06/08/2008 Folha de S. Paulo

Clipping: Lula veta artigo com regra para ocupação na Amazônia

Carlos Minc diz ter sido surpreendido, mas que retirada do dispositivo não é "desastre"

Artigo vetado condicionava regularização de terras ao zoneamento dos Estados, que deverá ser concluído só no 2º semestre de 2009

Ao converter em lei a medida provisória que ampliou de 500 para 1.500 hectares o limite das áreas na Amazônia Legal que podem ser vendidas a seus ocupantes sem licitação, o presidente Luiz Inácio Lula da Silva vetou um artigo que condicionava a regularização das propriedades ao zoneamento ecológico-econômico dos Estados, com regras para a ocupação do território. O Ministério do Meio Ambiente disse ter sido pego de surpresa.

Como apenas 2 dos 9 Estados da Amazônia - Acre e Rondônia - já concluíram o zoneamento, o dispositivo vetado poderia, segundo versão oficial do governo federal, representar um entrave à regularização fundiária, apontada como maior das prioridades do PAS (Plano Amazônia Sustentável).

Segundo dados do Incra (Instituto Nacional de Colonização e Reforma Agrária), 420 mil quilômetros quadrados do território da Amazônia (8,4%) são terras públicas ocupadas irregularmente por posseiros.

Na justificativa do veto, Lula alegou que a exigência do zoneamento poderia limitar a regularização fundiária a uma pequena parcela (7,5%) da Amazônia Legal. A previsão é que o zoneamento ecológico-econômico deva ser concluído até o segundo semestre de 2009.

O zoneamento determina quais as áreas poderão ser destinadas a atividades econômicas mais intensas e quais terão de ser preservadas.

O veto surpreendeu o ministério. "Não era esperado, mas não chega a representar um desastre ecológico", reagiu o ministro Carlos Minc. "Concordamos que a regularização fundiária é uma tarefa urgente."

Minc diz ter negociado com a Casa Civil e o Ministério do Desenvolvimento Agrário o respeito à preservação de 80% das propriedades em área de floresta como precondição à entrega dos títulos de propriedade.

O diretor de zoneamento do Meio Ambiente, Roberto Vizentin, classificou o veto de "equívoco": "Era um artigo defendido por deputados e senadores e que qualificava o processo de regularização, fazendo com que ele fosse compatível com princípios e fundamentos do desenvolvimento sustentável que o zoneamento enseja".

O ministro Guilherme Cassel (Desenvolvimento Agrário), que assina o veto com Lula, não quis se manifestar ontem.

O artigo vetado fora incluído no texto pelo relator da MP 422, deputado Asdrubal Bentes (PMDB-PA), a pedido de deputados do núcleo agrário da Casa. Para ambientalistas, a ampliação do limite de 500 para 1.500 hectares significou um incentivo à legalização da grilagem na região amazônica.
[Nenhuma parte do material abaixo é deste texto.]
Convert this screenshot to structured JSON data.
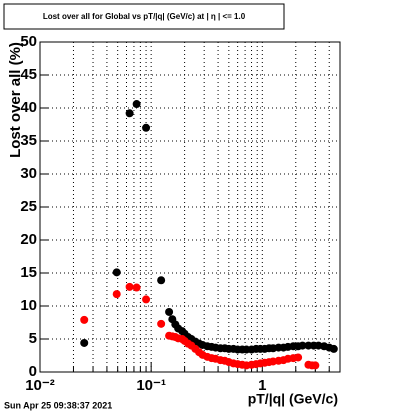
{
  "chart_data": {
    "type": "scatter",
    "title": "Lost over all for Global vs pT/|q| (GeV/c) at | η | <= 1.0",
    "x_label": "pT/|q| (GeV/c)",
    "y_label": "Lost over all (%)",
    "timestamp": "Sun Apr 25 09:38:37 2021",
    "x_log": true,
    "grid": true,
    "xlim": [
      0.01,
      5
    ],
    "ylim": [
      0,
      50
    ],
    "xticks": [
      {
        "value": 0.01,
        "label": "10⁻²"
      },
      {
        "value": 0.1,
        "label": "10⁻¹"
      },
      1
    ],
    "xminor_ticks": [
      0.02,
      0.03,
      0.04,
      0.05,
      0.06,
      0.07,
      0.08,
      0.09,
      0.2,
      0.3,
      0.4,
      0.5,
      0.6,
      0.7,
      0.8,
      0.9,
      2,
      3,
      4
    ],
    "yticks": [
      0,
      5,
      10,
      15,
      20,
      25,
      30,
      35,
      40,
      45,
      50
    ],
    "series": [
      {
        "color": "#000000",
        "x": [
          0.025,
          0.049,
          0.064,
          0.074,
          0.09,
          0.123,
          0.145,
          0.155,
          0.165,
          0.175,
          0.19,
          0.2,
          0.215,
          0.23,
          0.25,
          0.27,
          0.29,
          0.32,
          0.35,
          0.38,
          0.42,
          0.46,
          0.5,
          0.55,
          0.6,
          0.66,
          0.72,
          0.8,
          0.88,
          0.96,
          1.05,
          1.15,
          1.25,
          1.4,
          1.55,
          1.7,
          1.9,
          2.1,
          2.3,
          2.6,
          2.9,
          3.2,
          3.6,
          4.0,
          4.4
        ],
        "values": [
          4.4,
          15.1,
          39.2,
          40.6,
          37.0,
          13.9,
          9.1,
          8.0,
          7.2,
          6.6,
          6.2,
          5.8,
          5.3,
          5.0,
          4.6,
          4.3,
          4.1,
          3.9,
          3.8,
          3.7,
          3.6,
          3.6,
          3.5,
          3.5,
          3.4,
          3.4,
          3.4,
          3.4,
          3.5,
          3.5,
          3.5,
          3.6,
          3.6,
          3.7,
          3.7,
          3.8,
          3.9,
          3.9,
          4.0,
          4.0,
          4.0,
          4.0,
          3.9,
          3.7,
          3.5
        ]
      },
      {
        "color": "#ff0000",
        "x": [
          0.025,
          0.049,
          0.064,
          0.074,
          0.09,
          0.123,
          0.145,
          0.155,
          0.165,
          0.175,
          0.19,
          0.2,
          0.215,
          0.23,
          0.25,
          0.27,
          0.29,
          0.32,
          0.35,
          0.38,
          0.42,
          0.46,
          0.5,
          0.55,
          0.6,
          0.66,
          0.72,
          0.8,
          0.88,
          0.96,
          1.05,
          1.15,
          1.25,
          1.4,
          1.55,
          1.7,
          1.9,
          2.1,
          2.6,
          2.8,
          3.0
        ],
        "values": [
          7.9,
          11.8,
          12.9,
          12.8,
          11.0,
          7.3,
          5.5,
          5.4,
          5.3,
          5.1,
          5.0,
          4.7,
          4.3,
          4.0,
          3.5,
          3.0,
          2.6,
          2.3,
          2.1,
          2.0,
          1.8,
          1.7,
          1.5,
          1.3,
          1.2,
          1.1,
          1.0,
          1.1,
          1.2,
          1.3,
          1.4,
          1.5,
          1.6,
          1.7,
          1.8,
          2.0,
          2.1,
          2.2,
          1.1,
          1.0,
          1.0
        ]
      }
    ]
  }
}
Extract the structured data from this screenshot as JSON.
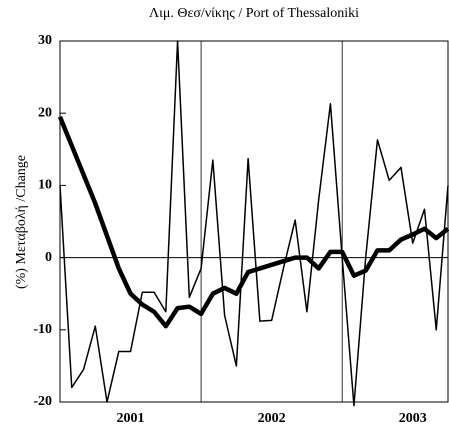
{
  "chart_data": {
    "type": "line",
    "title": "Λιμ. Θεσ/νίκης / Port of Thessaloniki",
    "y_label": "(%) Μεταβολή /Change",
    "categories": [
      null,
      null,
      null,
      null,
      null,
      null,
      null,
      null,
      null,
      null,
      null,
      null,
      null,
      null,
      null,
      null,
      null,
      null,
      null,
      null,
      null,
      null,
      null,
      null,
      null,
      null,
      null,
      null,
      null,
      null,
      null,
      null,
      null,
      null
    ],
    "series": [
      {
        "color": "#000000",
        "width": 1.5,
        "values": [
          10,
          -18,
          -15.5,
          -9.5,
          -20,
          -13,
          -13,
          -4.8,
          -4.8,
          -7.5,
          30,
          -5.5,
          -1.5,
          13.5,
          -8,
          -15,
          13.7,
          -8.8,
          -8.7,
          -1.5,
          5.2,
          -7.5,
          8,
          21.3,
          0,
          -20.5,
          0,
          16.3,
          10.7,
          12.5,
          2,
          6.7,
          -10,
          10
        ]
      },
      {
        "color": "#000000",
        "width": 4.5,
        "values": [
          19.5,
          15.5,
          11.5,
          7.5,
          3,
          -1.5,
          -5,
          -6.5,
          -7.5,
          -9.5,
          -7,
          -6.8,
          -7.8,
          -5,
          -4.2,
          -5,
          -2,
          -1.5,
          -1,
          -0.5,
          0,
          0,
          -1.5,
          0.8,
          0.8,
          -2.5,
          -1.8,
          1,
          1,
          2.5,
          3.2,
          4,
          2.7,
          4
        ]
      }
    ],
    "xlim": [
      0,
      33
    ],
    "xticks": [
      {
        "value": 6,
        "label": "2001"
      },
      {
        "value": 18,
        "label": "2002"
      },
      {
        "value": 30,
        "label": "2003"
      }
    ],
    "vlines": [
      12,
      24
    ],
    "ylim": [
      -20,
      30
    ],
    "yticks": [
      -20,
      -10,
      0,
      10,
      20,
      30
    ]
  }
}
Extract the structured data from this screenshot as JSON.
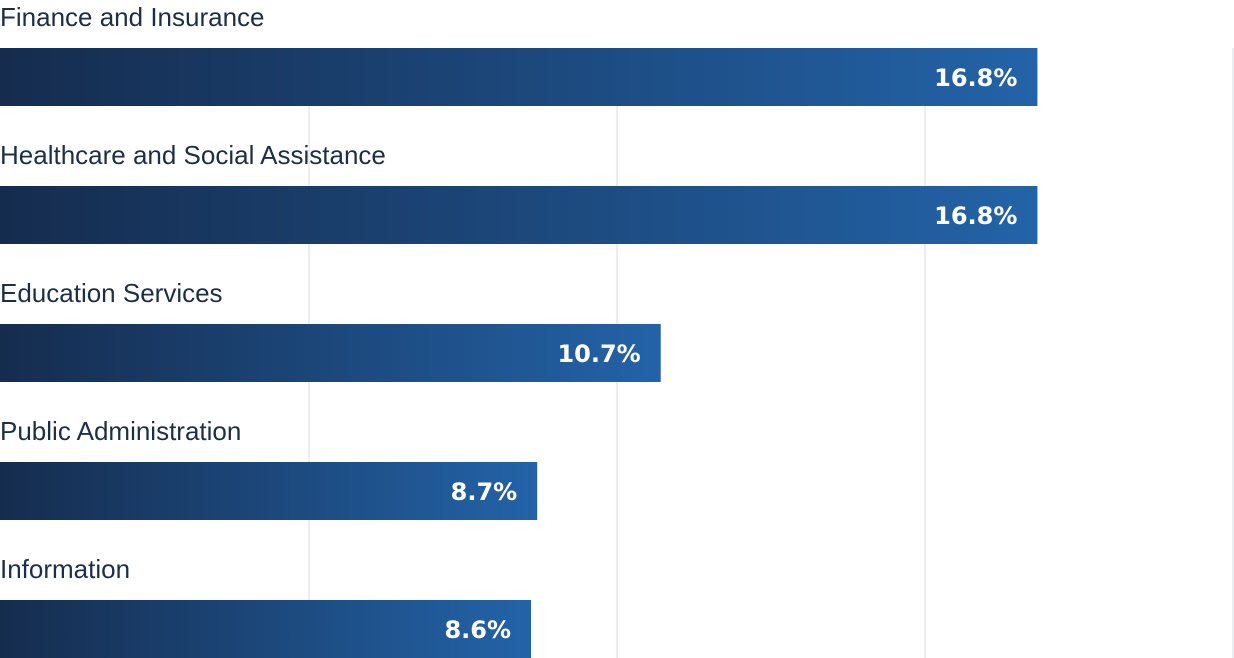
{
  "chart_data": {
    "type": "bar",
    "orientation": "horizontal",
    "categories": [
      "Finance and Insurance",
      "Healthcare and Social Assistance",
      "Education Services",
      "Public Administration",
      "Information"
    ],
    "values": [
      16.8,
      16.8,
      10.7,
      8.7,
      8.6
    ],
    "value_labels": [
      "16.8%",
      "16.8%",
      "10.7%",
      "8.7%",
      "8.6%"
    ],
    "unit": "%",
    "xlim": [
      0,
      20
    ],
    "grid": true,
    "legend": "none",
    "colors": {
      "bar_start": "#152c4e",
      "bar_end": "#2363a8",
      "label_text": "#1c2f4a",
      "value_text": "#ffffff",
      "grid": "#e3e7ee"
    }
  }
}
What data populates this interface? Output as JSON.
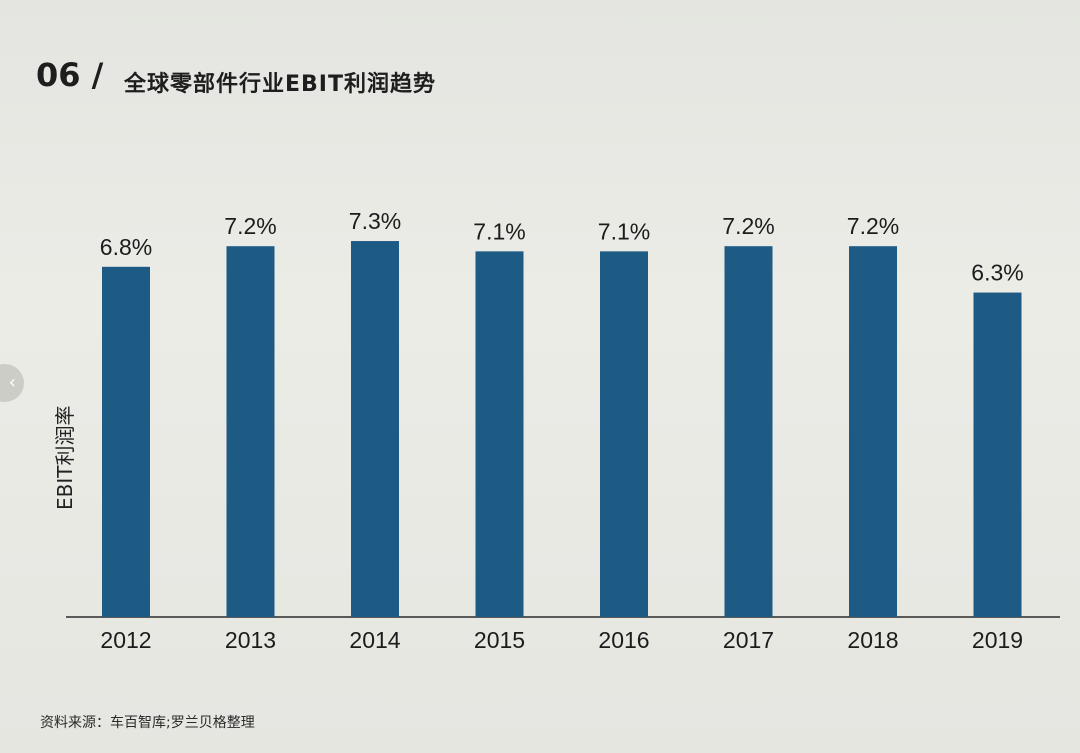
{
  "figure": {
    "number": "06 /",
    "title": "全球零部件行业EBIT利润趋势",
    "source": "资料来源：车百智库;罗兰贝格整理"
  },
  "side_tab": {
    "icon": "chevron-left-icon"
  },
  "colors": {
    "bar": "#1d5a84",
    "axis": "#2a2a2a",
    "background": "#e9e9e4"
  },
  "chart_data": {
    "type": "bar",
    "categories": [
      "2012",
      "2013",
      "2014",
      "2015",
      "2016",
      "2017",
      "2018",
      "2019"
    ],
    "values": [
      6.8,
      7.2,
      7.3,
      7.1,
      7.1,
      7.2,
      7.2,
      6.3
    ],
    "value_labels": [
      "6.8%",
      "7.2%",
      "7.3%",
      "7.1%",
      "7.1%",
      "7.2%",
      "7.2%",
      "6.3%"
    ],
    "ylabel": "EBIT利润率",
    "xlabel": "",
    "ylim": [
      0,
      8
    ],
    "grid": false,
    "legend": "none"
  }
}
Eduardo Scolese e Marta Salomon
6/8/2008

Comentário da Repórter Brasil
A retirada de mais uma exigência do projeto que facilita o registro privado de propriedades de 500 a 1,5 mil hectares na Amazônia reforça o entendimento que o governo está mais interessado em legalizar posses ilegais o quanto antes e ceder áreas açodadamente para fazendeiros, em vez de regularizar de fato a situação fundiária. Um processo de regularização fundiária de verdade analisaria as propriedades da Amazônia caso a caso e, caso houvesse situação irregular, procuraria recuperar a terra para o Estado, a quem deveria pertencer por direito.

Não por acaso, a Medida Provisória (MPP) 422/08 - que agora se tornou lei com a sanção do presidente, ocorrida nan última terça-feira (5) - foi batizado de Plano de Aceleração da Grilagem (PAG).